Tuesday, July 13, 2010

This Industrial Heaven

There are those who say we can find perfect fulfillment by our openness to what is given in life, seeing that we ourselves are given. It's what they call the essential nature of grace, that many, going down a blind path, conceptualize and unwittingly turn away from.

All that is well and good as far as it goes, of course. But a more mature approach sees the true fulfillment in nothing so spacious, ambiguous, and undefinable. Instead, we see the real fulfillment in simply hammering away, getting in there and doing something. Working with our hands, letting our mind lead us in the experience of production. Being industrious.

Before I got into industrialism, looking back on it now, I can see I was just as unhappy as millions of others. I would try to find the elusive prize in nature, or I'd try to open myself, like I said above, to things that couldn't be adequately pinned down. And again, like many, I saw there was always more promise than delivery in that life.

But then I came to realize that the true heaven is the heaven of our own making, by building, horsetrading, selling, and the other experiences of industrialism. This industrial heaven is one that is not far off in the future never to be attained in fact, but it's right here, right now, attainable by every man.

If you've got the hunger for it, this freedom ... If you've got the desire to go beyond, to attain the promise ... then, really, I have to say, get on board.
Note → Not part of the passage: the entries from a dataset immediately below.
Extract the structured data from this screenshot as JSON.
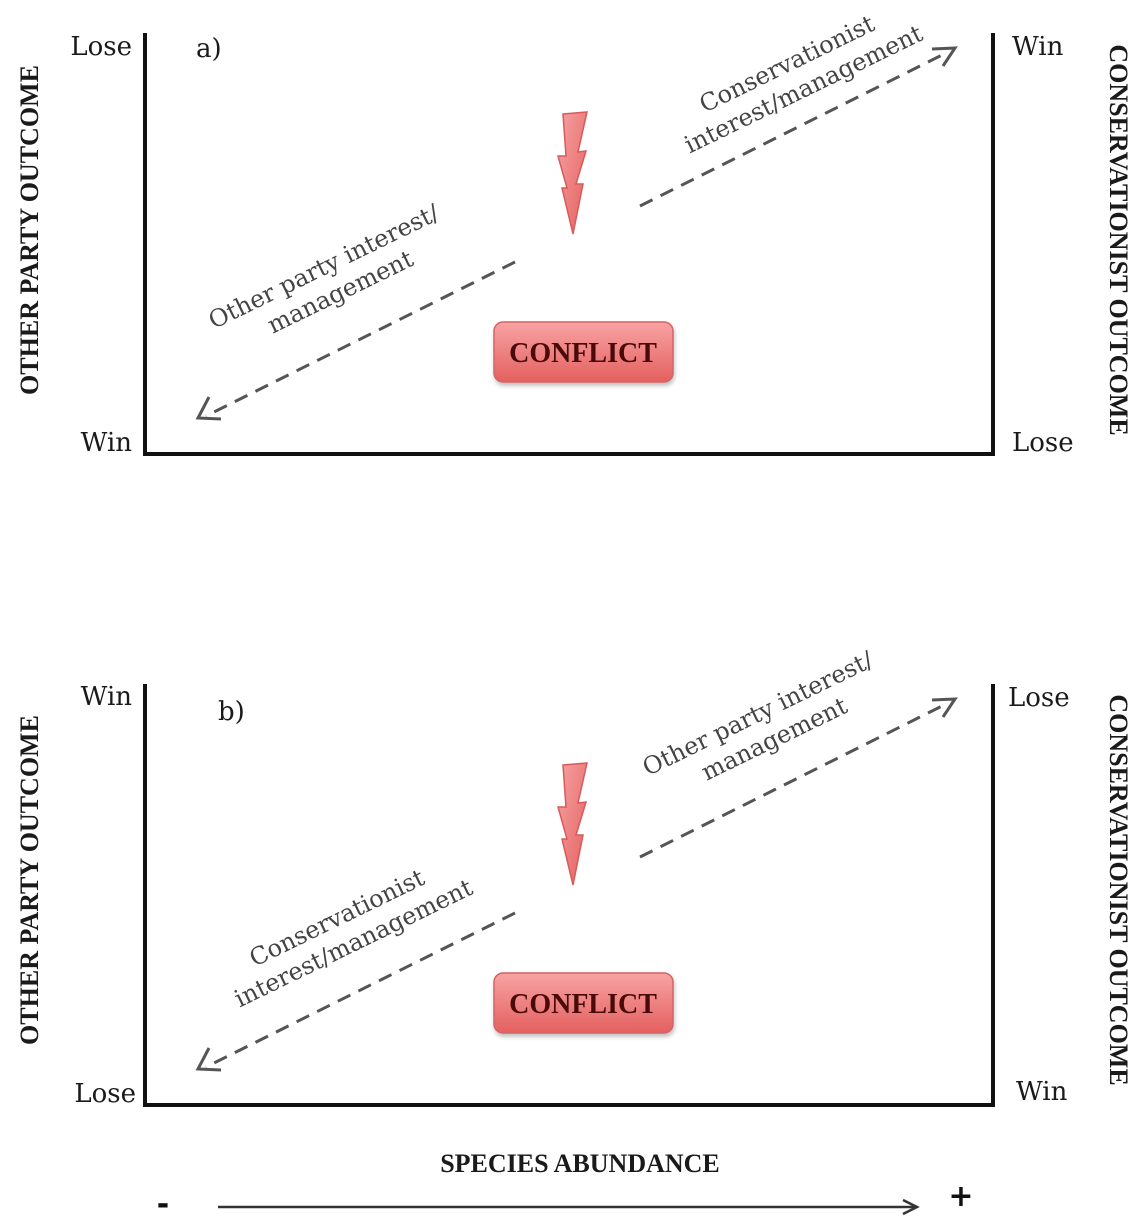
{
  "panels": [
    {
      "letter": "a)",
      "left_top": "Lose",
      "left_bottom": "Win",
      "right_top": "Win",
      "right_bottom": "Lose",
      "up_arrow_label": [
        "Conservationist",
        "interest/management"
      ],
      "down_arrow_label": [
        "Other party interest/",
        "management"
      ],
      "conflict_label": "CONFLICT"
    },
    {
      "letter": "b)",
      "left_top": "Win",
      "left_bottom": "Lose",
      "right_top": "Lose",
      "right_bottom": "Win",
      "up_arrow_label": [
        "Other party interest/",
        "management"
      ],
      "down_arrow_label": [
        "Conservationist",
        "interest/management"
      ],
      "conflict_label": "CONFLICT"
    }
  ],
  "left_axis_title": "OTHER PARTY OUTCOME",
  "right_axis_title": "CONSERVATIONIST OUTCOME",
  "x_axis_title": "SPECIES ABUNDANCE",
  "x_axis_minus": "-",
  "x_axis_plus": "+",
  "colors": {
    "conflict_fill_top": "#f7a3a3",
    "conflict_fill_bottom": "#e4605f",
    "bolt_fill": "#ef7b7b",
    "arrow_color": "#555555"
  },
  "icons": [
    "lightning-bolt-icon",
    "dashed-arrow-icon"
  ]
}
It's here for every man, every man who's willing to work for it ...

What you do is what the others of us in the Residential Industrial Movement are doing: You come up with some kind of industrial works right where you live -- whatever you choose -- and you plug yourself into it immediately, without delay. You come up with something that's either being made already or something that you've just now dreamt of. If it can be made, make it and sell it!

The outcome is a lot like the promise of art, without the great need for talent or existing museums to hang your masterpieces in. The promise of art is that you'll have fulfillment beyond measure just by daubing some paint randomly on a canvas like any monkey can do. Of course that's ridiculous. But this -- all the aspects of this industrial heaven as I've described them -- is true, 150% true! And within reach.
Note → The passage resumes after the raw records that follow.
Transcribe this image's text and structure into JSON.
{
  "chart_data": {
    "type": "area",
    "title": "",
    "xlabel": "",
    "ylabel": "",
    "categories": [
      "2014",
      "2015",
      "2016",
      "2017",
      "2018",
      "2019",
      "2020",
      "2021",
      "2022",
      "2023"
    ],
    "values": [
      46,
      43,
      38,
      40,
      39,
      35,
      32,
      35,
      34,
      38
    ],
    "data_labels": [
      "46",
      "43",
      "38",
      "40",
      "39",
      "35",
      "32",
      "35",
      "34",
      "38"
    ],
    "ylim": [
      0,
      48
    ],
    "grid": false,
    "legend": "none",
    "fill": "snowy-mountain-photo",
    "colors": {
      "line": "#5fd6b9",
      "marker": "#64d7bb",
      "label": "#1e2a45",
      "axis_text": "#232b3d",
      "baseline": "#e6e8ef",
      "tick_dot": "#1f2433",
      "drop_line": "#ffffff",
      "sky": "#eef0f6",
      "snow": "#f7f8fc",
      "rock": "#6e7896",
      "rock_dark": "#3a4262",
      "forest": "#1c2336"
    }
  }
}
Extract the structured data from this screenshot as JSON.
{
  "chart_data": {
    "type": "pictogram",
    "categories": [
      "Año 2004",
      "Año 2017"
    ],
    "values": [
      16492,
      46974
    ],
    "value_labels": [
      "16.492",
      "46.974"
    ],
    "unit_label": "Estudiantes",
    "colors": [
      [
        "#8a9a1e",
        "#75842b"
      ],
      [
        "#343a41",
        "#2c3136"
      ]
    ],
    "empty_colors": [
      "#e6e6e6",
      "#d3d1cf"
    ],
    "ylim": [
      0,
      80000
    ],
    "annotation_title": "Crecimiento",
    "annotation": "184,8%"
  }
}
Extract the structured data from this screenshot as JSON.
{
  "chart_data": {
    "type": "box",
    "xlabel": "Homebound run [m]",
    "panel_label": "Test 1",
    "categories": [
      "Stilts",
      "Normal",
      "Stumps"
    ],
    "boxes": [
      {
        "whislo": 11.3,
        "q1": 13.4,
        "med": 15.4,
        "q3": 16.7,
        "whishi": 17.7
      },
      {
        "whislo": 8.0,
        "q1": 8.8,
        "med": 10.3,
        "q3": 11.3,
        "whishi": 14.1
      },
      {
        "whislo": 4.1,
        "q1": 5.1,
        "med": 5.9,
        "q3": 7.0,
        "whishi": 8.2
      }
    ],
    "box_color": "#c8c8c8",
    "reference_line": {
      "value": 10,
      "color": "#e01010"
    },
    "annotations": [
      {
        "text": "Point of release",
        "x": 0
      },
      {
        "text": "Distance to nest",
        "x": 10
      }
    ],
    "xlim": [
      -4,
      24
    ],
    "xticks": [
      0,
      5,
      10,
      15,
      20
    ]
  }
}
I know a guy -- nobody could do a thing with him. He was in his '40s and was still a juvenile delinquent. The guy was so bad you wished a terrorist would kill him. Art therapy, music therapy, religious intercession, and even the threat of prison -- tough love -- did him no good. Before long, he was getting tattoos and just generally making a nuisance of himself. It was so constant his caregivers never got breaks. He'd spit at you ... or worse. Most of them resigned or themselves had to be committed.

Then this guy -- Life itself hated his guts -- got a taste of industrialism. One of his neighbors, not really trying to spur him into action, consciously, showed him he could do things with his hands. This guy put his hand to a small task -- in this case it was cutting out pieces of wax paper to be used as the membrane in hearing aids. And just like that, he was hooked. Within a week he had a whole industry on his lot, including the smokestack (!), and he's been making "baker's dozen" egg cartons ever since, an ingenious innovation of an old standard, with a space for a 13th egg!

His story is a happy one. He loves it. And we wish him well.